İlk sırada “Fizyolojik İhtiyaçlar” yer almaktadır. Bunlar insanın biyolojik olarak yaşamını sürdürebilmesi için gerekli olan ihtiyaçlardır. Açlık, susuzluk, cinsellik (neslini devam ettirmek), uyumak, boşaltım, nefes alıp vermek, barınma gibi ihtiyaçlar bu kategoridedir. Buna göre, açlık problemi olan bir insana hürriyet, sevgi, sanat gibi konular boş gelir. Bunun için Eroğlu, “henüz fizyolojik ihtiyaçların yeterince karşılanmadığı az gelişmiş ülkelerde, hak, adalet, eşitlik ve hürriyet gibi demokratik idealleri, kitlelere benimsetmekte zorluk çekilmektedir” demektedir (age, s.42)
Güvenlik İhtiyaçları, ihtiyaçlar sıralamasında ikinci sıradadır. Fizyolojik ihtiyaçları karşılanan kişinin bundan sonra ihtiyaç hissedeceği şey güvenlik olacaktır. Emniyet, güven, düzen ve değişmezlik bu kategoride değerlendirilmektedir. Bu aşamada insanın kendine fiziki, ekonomik, sosyal ve belki de siyasal olarak güvenli bir ortam oluşturma ihtiyacı ortaya çıkacaktır. Şimdiki ve gelecekteki güvenlik düşünülmektedir. Örneğin, yaşamını sürdürebileceği, geçimini sağlayacağı güvenceli, sigortalı bir iş araması (Eren, 1989:35), kendine güvenli bir barınak yapması, güvenli bir sosyal ve siyasal çevre oluşturması (kendi kan hısımlarına yakın yaşaması, bir siyasal kurum olan devleti oluşturması) hep bu çerçevede değerlendirilebilir.

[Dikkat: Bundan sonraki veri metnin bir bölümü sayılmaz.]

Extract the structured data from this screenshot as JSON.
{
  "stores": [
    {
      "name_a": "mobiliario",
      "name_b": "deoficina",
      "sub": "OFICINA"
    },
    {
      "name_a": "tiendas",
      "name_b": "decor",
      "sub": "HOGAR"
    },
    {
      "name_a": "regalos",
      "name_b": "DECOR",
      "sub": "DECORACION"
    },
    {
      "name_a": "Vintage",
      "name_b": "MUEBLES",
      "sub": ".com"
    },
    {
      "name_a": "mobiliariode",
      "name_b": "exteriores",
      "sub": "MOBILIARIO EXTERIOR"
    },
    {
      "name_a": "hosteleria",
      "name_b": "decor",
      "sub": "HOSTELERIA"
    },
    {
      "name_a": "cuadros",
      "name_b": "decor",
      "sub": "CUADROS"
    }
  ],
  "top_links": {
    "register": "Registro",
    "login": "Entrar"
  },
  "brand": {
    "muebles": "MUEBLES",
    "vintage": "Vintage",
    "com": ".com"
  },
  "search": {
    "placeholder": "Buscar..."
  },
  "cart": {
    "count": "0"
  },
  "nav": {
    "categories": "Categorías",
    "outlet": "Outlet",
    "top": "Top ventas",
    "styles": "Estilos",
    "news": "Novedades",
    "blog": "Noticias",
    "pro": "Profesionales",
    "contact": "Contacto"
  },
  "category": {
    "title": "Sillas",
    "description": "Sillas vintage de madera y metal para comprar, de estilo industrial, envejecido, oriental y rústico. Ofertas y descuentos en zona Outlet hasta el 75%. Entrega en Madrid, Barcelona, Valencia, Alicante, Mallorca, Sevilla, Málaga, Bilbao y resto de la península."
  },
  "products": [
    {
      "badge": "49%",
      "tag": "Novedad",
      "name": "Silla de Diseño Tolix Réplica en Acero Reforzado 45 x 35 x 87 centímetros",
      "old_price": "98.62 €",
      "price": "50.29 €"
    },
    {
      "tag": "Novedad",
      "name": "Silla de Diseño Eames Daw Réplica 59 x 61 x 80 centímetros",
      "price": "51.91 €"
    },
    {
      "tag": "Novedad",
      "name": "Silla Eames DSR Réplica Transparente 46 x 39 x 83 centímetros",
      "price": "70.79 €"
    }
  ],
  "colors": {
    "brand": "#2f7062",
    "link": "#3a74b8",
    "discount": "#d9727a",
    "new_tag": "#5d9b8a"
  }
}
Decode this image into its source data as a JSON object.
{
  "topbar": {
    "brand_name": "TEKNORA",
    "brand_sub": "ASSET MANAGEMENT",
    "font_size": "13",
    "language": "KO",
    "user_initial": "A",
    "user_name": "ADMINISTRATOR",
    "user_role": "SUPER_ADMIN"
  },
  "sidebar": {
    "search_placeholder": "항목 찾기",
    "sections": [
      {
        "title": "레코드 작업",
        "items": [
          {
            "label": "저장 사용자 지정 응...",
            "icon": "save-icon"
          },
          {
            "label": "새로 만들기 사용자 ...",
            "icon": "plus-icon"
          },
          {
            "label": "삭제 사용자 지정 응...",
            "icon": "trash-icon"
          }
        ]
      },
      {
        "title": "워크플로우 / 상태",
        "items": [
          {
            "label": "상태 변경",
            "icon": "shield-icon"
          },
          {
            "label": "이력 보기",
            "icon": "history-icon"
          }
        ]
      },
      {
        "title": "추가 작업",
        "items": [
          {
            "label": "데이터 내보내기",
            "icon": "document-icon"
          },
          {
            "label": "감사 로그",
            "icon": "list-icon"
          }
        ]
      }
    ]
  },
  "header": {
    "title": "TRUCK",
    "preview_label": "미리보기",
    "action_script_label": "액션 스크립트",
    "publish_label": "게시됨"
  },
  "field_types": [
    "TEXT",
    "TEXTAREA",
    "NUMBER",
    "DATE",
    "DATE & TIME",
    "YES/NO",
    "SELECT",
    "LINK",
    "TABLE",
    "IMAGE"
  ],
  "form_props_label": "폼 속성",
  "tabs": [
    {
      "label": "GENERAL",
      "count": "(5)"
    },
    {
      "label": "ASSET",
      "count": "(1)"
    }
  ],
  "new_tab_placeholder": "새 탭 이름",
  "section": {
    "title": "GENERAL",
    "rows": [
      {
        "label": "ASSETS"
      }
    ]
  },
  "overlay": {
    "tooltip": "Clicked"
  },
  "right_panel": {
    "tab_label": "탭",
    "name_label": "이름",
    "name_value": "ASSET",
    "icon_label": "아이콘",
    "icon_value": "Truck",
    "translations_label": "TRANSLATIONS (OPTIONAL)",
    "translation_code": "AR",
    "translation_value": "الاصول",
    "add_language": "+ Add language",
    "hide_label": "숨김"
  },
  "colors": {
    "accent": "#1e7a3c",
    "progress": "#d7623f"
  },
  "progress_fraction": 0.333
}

Üçüncü sırada “Ait Olma ve Sevgi İhtiyacı”, dördüncü sırada “Takdir ve Saygı İhtiyaçları”, beşinci sırada “Kendini Gerçekleştirme” bulunmaktadır, düşünüre göre.
Benim asıl değineceğim konu “güvenlik ihtiyacı”dır. İnsanların mağaralardan başlayan yaşamından bugün kadar her alandaki davranışlarını etkileyen beslenme, barınma gibi temel ihtiyaçlardan birisidir güvenlik. Sağlık gibi varlığının çok farkında olmasak da, yokluğunda veya kaybedeceğimizi düşündüğümüzde endişe kaynağımızdır. Günümüz dünya düzeninde nasıl sağlanacağı konusu her geçen gün daha karmaşık bir hal alsa da güvenlik bazı temel unsurların üzerinde varlığını sürdürür.
Meslek yaşantımın her anında olmasına karşın, son on beş yılında TSK’nın savunma planlama ve güvenlik politikalarını belirleme (“plan&policy” ama biz plan ve prensipler olarak tanımlamaktayız) birimlerinde yaptığım görevlerde “güvenlik” kavramı üzerinde yoğunlaşma şansım oldu. Hemşerilerimin günlük koşuşturma içinde çok farkına varmadığı ama yaşamlarının her anının nasıl şekilleneceğini belirleyen bu alanda yaşananları, yaşayacaklarımızı kafa karışıklığı yaratmadan açıklamaya çalışacağım.
2007 yılıydı sanırım, görev yaptığım bir ilin valisi “Sovyetler Birliği dağıldı, (bu boyutta bir) silahlı kuvvetlere ihtiyacımız yok, Avrupa Birliği sınırları bile kaldırdı, üç beş sivil güvenlik ile sınırlarımızı koruruz”… Şaşırmıştım. Bir ilin güvenliğinden sorumlu bir insanın bu denli “sığ” bir bakış açısı ile “güvenlik” konusuna bakmış olmasına. Anlatmaya çalıştıklarımı bugün yaşadıklarımızı gördükten sonra anlamış mıdır muhterem, bilemem? Ama büyük güçlerin İslam coğrafyasında giriştikleri acımasız ve insafsız bir projenin ve onun ürünü olan terör gruplarının “devletleri parçalanma noktasına nasıl getirdiğini” ibretle izliyoruz. Ülkemizin böyle bir “girdap”ın cazibesine kapılıp giderilmesi güç güvenlik sorunlarıyla karşılaşmasından ürküyoruz.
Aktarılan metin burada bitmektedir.